A fraudulent application on the App Store at the heart of a massive cryptocurrency theft

A fake Ledger Live application infiltrated on the App Store allowed the diversion of nearly 9.5 million dollars in cryptocurrencies in a few days. Behind this operation, attackers targeted dozens of users across several major blockchains, exploiting their trust by spreading a fake version of the app. This case highlights the rise of sophisticated frauds and reminds us that even official digital environments can hide invisible threats.

A fake Ledger Live infiltrates the App Store and steals 9.5 million dollars

A fake Ledger Live application, which managed to sneak onto Apple’s App Store, allowed nearly 9.5 million dollars in cryptocurrencies to be stolen in less than a week. In a message published on Telegram on Tuesday, on-chain investigator ZachXBT states that the scam affected more than fifty victims between April 7 and 13.

The operation hit multiple leading networks, notably Bitcoin, Ethereum, Solana, Tron, and the XRP Ledger. The damage is particularly heavy for some victims: three of them accumulate more than 7 million dollars in losses. The on-chain detective notably cites the theft of 3.23 million dollars in USDT and about 2 million in USDC, as well as the loss of 1.95 million dollars worth of assets staked (BTC, ETH).

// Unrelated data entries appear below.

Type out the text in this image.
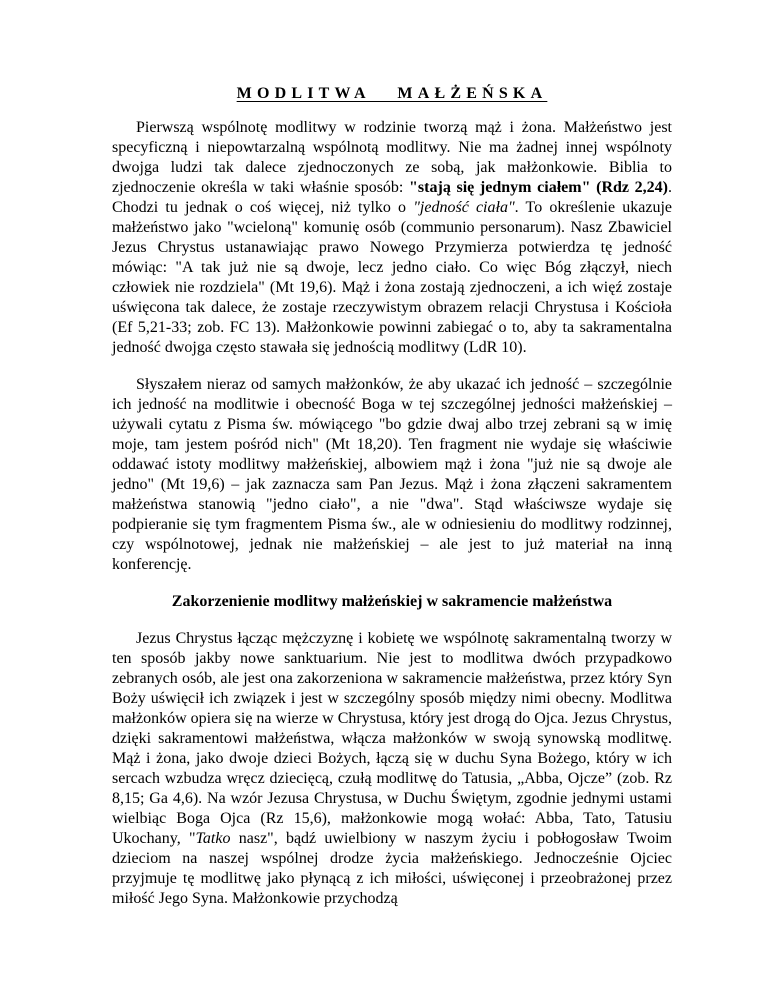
MODLITWA   MAŁŻEŃSKA

Pierwszą wspólnotę modlitwy w rodzinie tworzą mąż i żona. Małżeństwo jest specyficzną i niepowtarzalną wspólnotą modlitwy. Nie ma żadnej innej wspólnoty dwojga ludzi tak dalece zjednoczonych ze sobą, jak małżonkowie. Biblia to zjednoczenie określa w taki właśnie sposób: "stają się jednym ciałem" (Rdz 2,24). Chodzi tu jednak o coś więcej, niż tylko o "jedność ciała". To określenie ukazuje małżeństwo jako "wcieloną" komunię osób (communio personarum). Nasz Zbawiciel Jezus Chrystus ustanawiając prawo Nowego Przymierza potwierdza tę jedność mówiąc: "A tak już nie są dwoje, lecz jedno ciało. Co więc Bóg złączył, niech człowiek nie rozdziela" (Mt 19,6). Mąż i żona zostają zjednoczeni, a ich więź zostaje uświęcona tak dalece, że zostaje rzeczywistym obrazem relacji Chrystusa i Kościoła (Ef 5,21-33; zob. FC 13). Małżonkowie powinni zabiegać o to, aby ta sakramentalna jedność dwojga często stawała się jednością modlitwy (LdR 10).

Słyszałem nieraz od samych małżonków, że aby ukazać ich jedność – szczególnie ich jedność na modlitwie i obecność Boga w tej szczególnej jedności małżeńskiej – używali cytatu z Pisma św. mówiącego "bo gdzie dwaj albo trzej zebrani są w imię moje, tam jestem pośród nich" (Mt 18,20). Ten fragment nie wydaje się właściwie oddawać istoty modlitwy małżeńskiej, albowiem mąż i żona "już nie są dwoje ale jedno" (Mt 19,6) – jak zaznacza sam Pan Jezus. Mąż i żona złączeni sakramentem małżeństwa stanowią "jedno ciało", a nie "dwa". Stąd właściwsze wydaje się podpieranie się tym fragmentem Pisma św., ale w odniesieniu do modlitwy rodzinnej, czy wspólnotowej, jednak nie małżeńskiej – ale jest to już materiał na inną konferencję.

Zakorzenienie modlitwy małżeńskiej w sakramencie małżeństwa

Jezus Chrystus łącząc mężczyznę i kobietę we wspólnotę sakramentalną tworzy w ten sposób jakby nowe sanktuarium. Nie jest to modlitwa dwóch przypadkowo zebranych osób, ale jest ona zakorzeniona w sakramencie małżeństwa, przez który Syn Boży uświęcił ich związek i jest w szczególny sposób między nimi obecny. Modlitwa małżonków opiera się na wierze w Chrystusa, który jest drogą do Ojca. Jezus Chrystus, dzięki sakramentowi małżeństwa, włącza małżonków w swoją synowską modlitwę. Mąż i żona, jako dwoje dzieci Bożych, łączą się w duchu Syna Bożego, który w ich sercach wzbudza wręcz dziecięcą, czułą modlitwę do Tatusia, „Abba, Ojcze” (zob. Rz 8,15; Ga 4,6). Na wzór Jezusa Chrystusa, w Duchu Świętym, zgodnie jednymi ustami wielbiąc Boga Ojca (Rz 15,6), małżonkowie mogą wołać: Abba, Tato, Tatusiu Ukochany, "Tatko nasz", bądź uwielbiony w naszym życiu i pobłogosław Twoim dzieciom na naszej wspólnej drodze życia małżeńskiego. Jednocześnie Ojciec przyjmuje tę modlitwę jako płynącą z ich miłości, uświęconej i przeobrażonej przez miłość Jego Syna. Małżonkowie przychodzą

Apple removed the fraudulent application on April 13 after its identification. According to information shared by ZachXBT, stolen funds were redirected to more than 150 addresses linked to the KuCoin exchange platform. Consequently, these stolen flows reportedly passed through a service described as a centralized mixer, making their tracking more complex. Furthermore, this situation occurs amid a rise in illicit activities recently observed on the platform, according to the on-chain investigator.

Charles Guillemet warns about security and recalls the risks related to software environments

Charles Guillemet, Chief Technology Officer of Ledger, recalls essential security rules in a context marked by the resurgence of cryptocurrency fraud. In a statement given to Cointelegraph, he specifies that the company never asks users for the 24-word recovery phrase. He especially insists on a key point:

You cannot trust the software environment around you—not your browser, nor your app store, nor your computer—because attackers operate wherever the opportunity arises.

Charles Guillemet

He thus emphasizes that even tools that seem official or secure can be compromised. In this perspective, users must adopt a permanent vigilance stance, facing threats capable of infiltrating all levels of the digital ecosystem.

In short, this case shows a persistent reality in the crypto ecosystem: even the most reputable exchange platforms are not immune to malicious infiltrations. This type of incident reminds us that security depends above all on individual vigilance. In an environment where threats evolve rapidly, it is essential to adopt strict practices, such as protecting your recovery phrase and systematically checking sources, to limit the risk of compromise.